Siyasi iktidarın Gülen Hareketi’ne yönelik sistematik lekeleme çabası zaten herkesin malumu.
Miting meydanlarından MGK toplantılarına, Meclis grup konuşmalarından yurt dışı ziyaretlerine kadar her fırsatta “Gülen Hareketi”ni karalamaya çalışan iktidar, freni patlamış bir kamyon gibi son sürat yokuş aşağı ilerlerken “hareket eden her şeye ateş etme”yi alışkanlık hâline getirmiş durumda.

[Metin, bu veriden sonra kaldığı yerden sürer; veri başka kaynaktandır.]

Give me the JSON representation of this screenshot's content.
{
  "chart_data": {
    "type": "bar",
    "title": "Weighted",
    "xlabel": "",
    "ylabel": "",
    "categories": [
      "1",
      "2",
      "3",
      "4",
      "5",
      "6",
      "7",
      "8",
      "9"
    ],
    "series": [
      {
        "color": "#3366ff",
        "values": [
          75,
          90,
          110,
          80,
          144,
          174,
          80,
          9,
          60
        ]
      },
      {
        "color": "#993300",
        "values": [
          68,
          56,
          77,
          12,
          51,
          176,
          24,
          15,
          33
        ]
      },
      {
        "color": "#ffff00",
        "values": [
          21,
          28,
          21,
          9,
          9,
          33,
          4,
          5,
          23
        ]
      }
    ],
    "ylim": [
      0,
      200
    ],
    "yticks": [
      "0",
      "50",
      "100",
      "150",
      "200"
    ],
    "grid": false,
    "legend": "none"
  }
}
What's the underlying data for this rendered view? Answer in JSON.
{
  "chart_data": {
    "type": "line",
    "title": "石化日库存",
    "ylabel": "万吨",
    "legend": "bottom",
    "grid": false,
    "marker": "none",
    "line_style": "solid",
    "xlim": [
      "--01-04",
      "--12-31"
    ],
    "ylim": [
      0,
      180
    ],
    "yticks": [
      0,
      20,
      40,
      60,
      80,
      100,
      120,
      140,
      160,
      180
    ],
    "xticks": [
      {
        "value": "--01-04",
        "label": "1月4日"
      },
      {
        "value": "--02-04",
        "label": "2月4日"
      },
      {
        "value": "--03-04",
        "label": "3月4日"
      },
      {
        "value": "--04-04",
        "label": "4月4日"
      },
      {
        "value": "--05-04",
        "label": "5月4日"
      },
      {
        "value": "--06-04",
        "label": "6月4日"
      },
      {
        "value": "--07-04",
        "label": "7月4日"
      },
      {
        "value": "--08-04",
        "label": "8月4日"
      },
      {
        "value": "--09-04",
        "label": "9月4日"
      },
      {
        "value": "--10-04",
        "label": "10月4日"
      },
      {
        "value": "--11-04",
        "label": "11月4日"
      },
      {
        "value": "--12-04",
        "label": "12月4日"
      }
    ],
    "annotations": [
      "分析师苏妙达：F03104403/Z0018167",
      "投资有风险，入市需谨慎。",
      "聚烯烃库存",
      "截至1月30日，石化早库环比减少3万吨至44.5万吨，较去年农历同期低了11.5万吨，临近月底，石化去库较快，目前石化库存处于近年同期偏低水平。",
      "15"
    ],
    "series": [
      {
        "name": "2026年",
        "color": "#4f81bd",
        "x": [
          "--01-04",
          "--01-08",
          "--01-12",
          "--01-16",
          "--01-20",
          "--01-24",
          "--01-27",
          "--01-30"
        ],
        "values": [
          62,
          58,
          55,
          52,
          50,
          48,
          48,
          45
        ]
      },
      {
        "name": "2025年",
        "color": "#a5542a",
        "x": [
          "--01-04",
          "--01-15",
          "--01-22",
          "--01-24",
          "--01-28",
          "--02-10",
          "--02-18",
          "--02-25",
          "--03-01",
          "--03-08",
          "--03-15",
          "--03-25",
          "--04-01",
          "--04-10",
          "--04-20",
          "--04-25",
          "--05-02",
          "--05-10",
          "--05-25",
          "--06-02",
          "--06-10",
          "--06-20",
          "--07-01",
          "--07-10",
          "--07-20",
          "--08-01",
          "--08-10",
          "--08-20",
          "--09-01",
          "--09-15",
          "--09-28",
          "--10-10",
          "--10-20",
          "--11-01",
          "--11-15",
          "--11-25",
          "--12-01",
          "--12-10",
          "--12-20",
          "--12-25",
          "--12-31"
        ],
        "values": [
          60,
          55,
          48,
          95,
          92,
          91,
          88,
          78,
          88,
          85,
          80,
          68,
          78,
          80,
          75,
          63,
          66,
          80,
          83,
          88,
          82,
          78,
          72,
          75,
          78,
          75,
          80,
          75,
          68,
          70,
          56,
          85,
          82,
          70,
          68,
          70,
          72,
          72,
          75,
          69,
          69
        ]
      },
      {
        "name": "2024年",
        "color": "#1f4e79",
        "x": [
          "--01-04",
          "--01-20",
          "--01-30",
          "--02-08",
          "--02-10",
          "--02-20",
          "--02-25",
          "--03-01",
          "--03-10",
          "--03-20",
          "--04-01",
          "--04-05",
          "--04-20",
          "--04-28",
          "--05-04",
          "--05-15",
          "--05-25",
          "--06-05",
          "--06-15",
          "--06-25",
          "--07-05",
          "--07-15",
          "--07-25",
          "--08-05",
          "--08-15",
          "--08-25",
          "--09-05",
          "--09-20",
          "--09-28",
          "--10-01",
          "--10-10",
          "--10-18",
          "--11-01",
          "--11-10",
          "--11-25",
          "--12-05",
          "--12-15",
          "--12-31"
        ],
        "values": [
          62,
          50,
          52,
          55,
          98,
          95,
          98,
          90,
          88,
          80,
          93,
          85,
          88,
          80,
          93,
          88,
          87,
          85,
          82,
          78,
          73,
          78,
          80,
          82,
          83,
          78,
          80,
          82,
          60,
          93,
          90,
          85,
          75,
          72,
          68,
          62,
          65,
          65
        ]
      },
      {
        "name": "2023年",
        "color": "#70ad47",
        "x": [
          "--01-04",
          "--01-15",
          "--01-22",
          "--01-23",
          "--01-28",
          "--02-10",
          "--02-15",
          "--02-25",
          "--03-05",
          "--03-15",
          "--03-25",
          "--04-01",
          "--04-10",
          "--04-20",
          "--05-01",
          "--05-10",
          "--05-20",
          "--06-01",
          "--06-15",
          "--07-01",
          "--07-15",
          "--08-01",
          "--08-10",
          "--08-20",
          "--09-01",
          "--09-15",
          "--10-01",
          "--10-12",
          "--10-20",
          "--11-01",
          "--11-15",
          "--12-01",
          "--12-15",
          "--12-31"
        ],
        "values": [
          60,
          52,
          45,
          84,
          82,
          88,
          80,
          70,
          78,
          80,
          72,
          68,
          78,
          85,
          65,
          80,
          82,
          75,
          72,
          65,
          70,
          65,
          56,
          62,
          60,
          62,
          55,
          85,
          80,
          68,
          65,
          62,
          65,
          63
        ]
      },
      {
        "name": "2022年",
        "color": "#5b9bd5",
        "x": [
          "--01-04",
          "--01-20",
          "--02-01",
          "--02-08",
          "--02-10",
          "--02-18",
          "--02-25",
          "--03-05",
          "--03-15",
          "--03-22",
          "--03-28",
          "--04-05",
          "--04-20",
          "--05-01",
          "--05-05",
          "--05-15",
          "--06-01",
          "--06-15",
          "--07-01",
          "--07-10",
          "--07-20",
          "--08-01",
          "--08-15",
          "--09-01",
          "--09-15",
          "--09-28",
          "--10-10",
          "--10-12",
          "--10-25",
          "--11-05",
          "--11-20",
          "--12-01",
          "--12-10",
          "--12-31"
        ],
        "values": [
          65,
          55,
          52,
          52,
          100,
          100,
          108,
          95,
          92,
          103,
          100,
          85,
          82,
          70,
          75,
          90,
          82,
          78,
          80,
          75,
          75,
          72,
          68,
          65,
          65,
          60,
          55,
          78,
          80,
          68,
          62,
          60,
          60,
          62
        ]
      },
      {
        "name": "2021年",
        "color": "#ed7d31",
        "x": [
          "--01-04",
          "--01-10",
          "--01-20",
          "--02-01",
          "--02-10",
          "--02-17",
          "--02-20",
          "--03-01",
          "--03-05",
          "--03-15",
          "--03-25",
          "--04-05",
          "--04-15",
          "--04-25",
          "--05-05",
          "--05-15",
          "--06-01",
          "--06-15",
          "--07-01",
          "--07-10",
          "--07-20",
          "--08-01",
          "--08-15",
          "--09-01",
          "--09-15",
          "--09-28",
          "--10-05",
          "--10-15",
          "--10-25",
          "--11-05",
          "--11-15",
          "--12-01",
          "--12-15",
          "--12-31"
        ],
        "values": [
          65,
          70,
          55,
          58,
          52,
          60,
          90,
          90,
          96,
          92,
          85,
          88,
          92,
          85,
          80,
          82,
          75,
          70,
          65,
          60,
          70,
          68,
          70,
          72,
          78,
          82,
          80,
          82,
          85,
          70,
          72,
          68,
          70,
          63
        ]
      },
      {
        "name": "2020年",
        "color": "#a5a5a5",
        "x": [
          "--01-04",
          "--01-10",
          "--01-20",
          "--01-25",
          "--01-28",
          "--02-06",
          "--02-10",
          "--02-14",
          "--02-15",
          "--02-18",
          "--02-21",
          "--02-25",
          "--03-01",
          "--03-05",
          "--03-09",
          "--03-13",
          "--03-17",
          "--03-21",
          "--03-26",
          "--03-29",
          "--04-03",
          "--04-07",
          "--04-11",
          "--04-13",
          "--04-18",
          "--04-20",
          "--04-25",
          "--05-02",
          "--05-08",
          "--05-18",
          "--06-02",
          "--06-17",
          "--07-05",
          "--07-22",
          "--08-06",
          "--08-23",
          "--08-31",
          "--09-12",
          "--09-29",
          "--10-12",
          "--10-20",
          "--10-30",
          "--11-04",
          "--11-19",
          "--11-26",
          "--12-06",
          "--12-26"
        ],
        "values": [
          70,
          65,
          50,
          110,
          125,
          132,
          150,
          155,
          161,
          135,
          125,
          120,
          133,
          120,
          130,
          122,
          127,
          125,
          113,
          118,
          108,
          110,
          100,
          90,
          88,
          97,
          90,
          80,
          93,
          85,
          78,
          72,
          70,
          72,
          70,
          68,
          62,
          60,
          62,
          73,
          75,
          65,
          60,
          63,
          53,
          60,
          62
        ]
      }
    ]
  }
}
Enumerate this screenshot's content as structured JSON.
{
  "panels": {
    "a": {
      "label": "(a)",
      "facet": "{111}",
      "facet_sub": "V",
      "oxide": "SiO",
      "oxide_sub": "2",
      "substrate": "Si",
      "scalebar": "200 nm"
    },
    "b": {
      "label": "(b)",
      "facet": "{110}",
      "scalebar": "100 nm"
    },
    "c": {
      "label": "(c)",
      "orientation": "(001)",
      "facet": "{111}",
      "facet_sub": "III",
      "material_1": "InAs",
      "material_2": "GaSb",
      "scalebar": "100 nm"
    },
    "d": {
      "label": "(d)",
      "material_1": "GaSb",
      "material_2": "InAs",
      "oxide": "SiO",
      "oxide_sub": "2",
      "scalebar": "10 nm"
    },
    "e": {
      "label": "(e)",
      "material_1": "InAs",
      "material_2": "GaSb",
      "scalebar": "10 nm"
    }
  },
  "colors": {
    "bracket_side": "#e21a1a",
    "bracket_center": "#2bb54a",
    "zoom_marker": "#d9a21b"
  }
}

“Öteki” olarak gördüğü herkes ya da her grup, bu lekeleme zincirinden payını mutlaka alıyor.
Mart ayından bu yana iktidar, “seçimleri kazanma ihtimali taşıyan herkesi saf dışı bırakma hakkını kendinde gören” bir anlayışla hareket ediyor. Geride kalanlara ise ‘lekelenme hakkını’ bahşediyor.
Masumiyet karinesi hiçe sayılan ve lekelenmeme hakkı elinden alınan bireylere yönelik operasyonlar, iftiralar ve saldırılar ne yazık ki alkışla karşılanıyor.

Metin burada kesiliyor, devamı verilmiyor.